Segundo ela, Wagner não bebia nem fumava, enquanto Wilquison consumia bebida alcoólica e maconha algo que sempre foi de seu conhecimento. “Mas coisa de facção, isso não”, reforçou.

Sobre antecedentes, a mãe relatou apenas um episódio envolvendo Wilquison, que chegou a ser detido após comprar uma motocicleta sem saber que era roubada. “Foi um choque para a gente. Fora isso, não tem mais nada. O Wagner nunca teve passagem”, disse.

O terceiro jovem morto, Breno Gabriel Soares Cabral, de 21 anos, morava em Sidrolândia e foi sepultado no Cemitério São Sebastião.
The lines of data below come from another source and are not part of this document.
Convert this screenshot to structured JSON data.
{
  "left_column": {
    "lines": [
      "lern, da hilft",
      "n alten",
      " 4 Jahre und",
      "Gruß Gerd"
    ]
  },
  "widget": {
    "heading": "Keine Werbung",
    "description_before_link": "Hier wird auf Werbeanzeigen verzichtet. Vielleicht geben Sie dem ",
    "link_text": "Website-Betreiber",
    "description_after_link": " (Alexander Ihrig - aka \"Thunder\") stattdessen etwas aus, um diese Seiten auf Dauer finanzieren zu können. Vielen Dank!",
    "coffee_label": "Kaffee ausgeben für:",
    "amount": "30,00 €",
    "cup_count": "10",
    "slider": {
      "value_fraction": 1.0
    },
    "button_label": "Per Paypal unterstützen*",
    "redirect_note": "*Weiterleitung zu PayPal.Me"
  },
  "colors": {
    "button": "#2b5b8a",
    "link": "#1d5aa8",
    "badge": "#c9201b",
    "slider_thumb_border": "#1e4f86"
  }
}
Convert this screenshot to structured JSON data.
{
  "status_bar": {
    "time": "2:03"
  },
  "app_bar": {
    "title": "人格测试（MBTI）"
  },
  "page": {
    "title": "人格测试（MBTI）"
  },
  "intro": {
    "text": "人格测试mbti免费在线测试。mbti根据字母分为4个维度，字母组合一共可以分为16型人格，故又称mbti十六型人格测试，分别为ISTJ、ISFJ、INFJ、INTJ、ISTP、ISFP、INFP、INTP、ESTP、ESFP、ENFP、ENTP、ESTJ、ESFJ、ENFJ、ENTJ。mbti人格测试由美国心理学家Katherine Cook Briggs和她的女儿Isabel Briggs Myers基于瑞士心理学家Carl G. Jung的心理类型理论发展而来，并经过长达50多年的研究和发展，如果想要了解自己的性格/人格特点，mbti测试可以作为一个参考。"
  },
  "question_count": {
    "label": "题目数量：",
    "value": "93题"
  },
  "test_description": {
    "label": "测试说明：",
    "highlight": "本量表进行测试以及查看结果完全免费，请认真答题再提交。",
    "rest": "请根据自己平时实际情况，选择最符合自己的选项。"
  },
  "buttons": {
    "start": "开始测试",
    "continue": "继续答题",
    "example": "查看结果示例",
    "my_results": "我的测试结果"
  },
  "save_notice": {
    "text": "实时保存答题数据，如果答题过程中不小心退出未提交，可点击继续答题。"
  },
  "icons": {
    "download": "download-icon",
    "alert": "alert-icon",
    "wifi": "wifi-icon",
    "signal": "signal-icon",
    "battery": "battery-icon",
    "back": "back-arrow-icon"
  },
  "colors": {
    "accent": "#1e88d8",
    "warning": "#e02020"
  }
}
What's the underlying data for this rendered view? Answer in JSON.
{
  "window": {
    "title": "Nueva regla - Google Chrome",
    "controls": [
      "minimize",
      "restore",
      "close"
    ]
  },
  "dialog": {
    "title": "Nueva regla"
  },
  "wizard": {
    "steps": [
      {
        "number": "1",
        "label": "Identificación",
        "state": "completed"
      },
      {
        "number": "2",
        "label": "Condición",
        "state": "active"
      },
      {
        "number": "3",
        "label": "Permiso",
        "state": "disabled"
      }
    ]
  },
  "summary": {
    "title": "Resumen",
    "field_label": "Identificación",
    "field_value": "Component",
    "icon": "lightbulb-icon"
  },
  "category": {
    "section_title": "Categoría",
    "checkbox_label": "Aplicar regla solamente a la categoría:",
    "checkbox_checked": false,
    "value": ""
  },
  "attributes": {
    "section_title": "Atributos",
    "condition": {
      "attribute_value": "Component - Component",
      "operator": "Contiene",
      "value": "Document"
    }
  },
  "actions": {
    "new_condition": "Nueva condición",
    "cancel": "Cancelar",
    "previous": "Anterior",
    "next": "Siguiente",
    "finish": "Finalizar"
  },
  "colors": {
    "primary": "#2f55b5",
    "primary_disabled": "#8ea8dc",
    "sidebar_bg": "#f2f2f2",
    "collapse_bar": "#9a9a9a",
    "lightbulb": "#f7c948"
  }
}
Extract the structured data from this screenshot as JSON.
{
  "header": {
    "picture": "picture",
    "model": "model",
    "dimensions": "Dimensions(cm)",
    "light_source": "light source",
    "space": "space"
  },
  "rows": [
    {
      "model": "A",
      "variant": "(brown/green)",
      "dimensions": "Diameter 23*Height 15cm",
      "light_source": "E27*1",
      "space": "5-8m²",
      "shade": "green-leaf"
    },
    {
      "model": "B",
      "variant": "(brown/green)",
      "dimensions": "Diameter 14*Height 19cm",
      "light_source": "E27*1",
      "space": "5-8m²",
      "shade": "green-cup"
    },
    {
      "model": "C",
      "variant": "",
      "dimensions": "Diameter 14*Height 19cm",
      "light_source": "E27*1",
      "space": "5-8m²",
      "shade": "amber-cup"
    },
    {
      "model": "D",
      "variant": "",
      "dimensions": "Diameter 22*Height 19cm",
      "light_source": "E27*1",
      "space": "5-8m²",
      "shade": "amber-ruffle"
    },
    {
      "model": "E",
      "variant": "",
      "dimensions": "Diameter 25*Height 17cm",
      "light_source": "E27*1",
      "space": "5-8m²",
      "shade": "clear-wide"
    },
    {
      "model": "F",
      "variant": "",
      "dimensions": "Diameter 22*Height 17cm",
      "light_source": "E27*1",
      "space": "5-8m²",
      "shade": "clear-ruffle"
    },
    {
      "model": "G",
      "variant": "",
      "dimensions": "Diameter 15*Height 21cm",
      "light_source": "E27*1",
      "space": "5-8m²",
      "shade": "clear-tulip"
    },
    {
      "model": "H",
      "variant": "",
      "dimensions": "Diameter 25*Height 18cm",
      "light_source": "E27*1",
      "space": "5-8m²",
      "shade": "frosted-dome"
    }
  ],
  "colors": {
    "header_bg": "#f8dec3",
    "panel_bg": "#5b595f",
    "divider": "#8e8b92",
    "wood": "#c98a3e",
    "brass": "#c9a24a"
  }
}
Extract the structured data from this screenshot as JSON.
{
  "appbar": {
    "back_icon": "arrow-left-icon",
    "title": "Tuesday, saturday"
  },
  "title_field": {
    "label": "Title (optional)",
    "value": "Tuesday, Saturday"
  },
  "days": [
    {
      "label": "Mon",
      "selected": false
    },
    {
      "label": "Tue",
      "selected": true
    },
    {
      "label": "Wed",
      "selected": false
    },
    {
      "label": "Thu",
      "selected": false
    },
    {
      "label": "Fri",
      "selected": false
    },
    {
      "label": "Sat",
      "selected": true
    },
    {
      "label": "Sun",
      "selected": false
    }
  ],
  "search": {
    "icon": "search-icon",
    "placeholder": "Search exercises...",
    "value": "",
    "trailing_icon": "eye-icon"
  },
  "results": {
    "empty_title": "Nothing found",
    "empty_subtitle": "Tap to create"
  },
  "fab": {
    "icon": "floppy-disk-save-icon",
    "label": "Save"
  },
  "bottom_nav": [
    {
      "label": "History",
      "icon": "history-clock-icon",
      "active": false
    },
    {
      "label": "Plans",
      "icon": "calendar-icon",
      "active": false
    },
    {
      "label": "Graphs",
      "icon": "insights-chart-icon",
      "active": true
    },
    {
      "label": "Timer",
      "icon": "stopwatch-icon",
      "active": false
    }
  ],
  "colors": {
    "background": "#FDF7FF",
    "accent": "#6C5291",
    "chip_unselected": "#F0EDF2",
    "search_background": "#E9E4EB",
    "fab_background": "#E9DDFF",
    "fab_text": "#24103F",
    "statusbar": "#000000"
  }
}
Ele também havia viajado a trabalho com os irmãos.

Desaparecimento

O desaparecimento dos jovens foi comunicado à família no domingo (5), após o empregador entrar em contato perguntando se Rubineia havia falado com os filhos. Eles haviam saído no dia anterior para trabalhar e não retornaram.

A situação rapidamente gerou preocupação, já que, segundo a mãe, não era comum que eles ficassem sem dar notícias. “Eles sempre avisavam onde estavam. Nunca ficaram mais de um dia fora sem falar nada. Quando falaram para eu ser forte, eu já desabei”, relatou.

Segundo a confeiteira, os irmãos atuavam com montagem de estruturas e também realizavam trabalhos em obras. Recentemente, haviam sido contratados para um serviço fora da cidade, o que os deixou animados.

Wilquison era pai de uma criança de um ano e três meses e morava com a mãe. Wagner também vivia na casa da família. “Eles estavam felizes, trabalhando juntos. Para mim, estava maravilhoso”, disse.

Rubineia afirma que ainda não conseguiu aceitar a morte dos filhos, especialmente por não ter feito o reconhecimento dos corpos. “Para mim, parece que eles vão chegar a qualquer momento”, desabafou.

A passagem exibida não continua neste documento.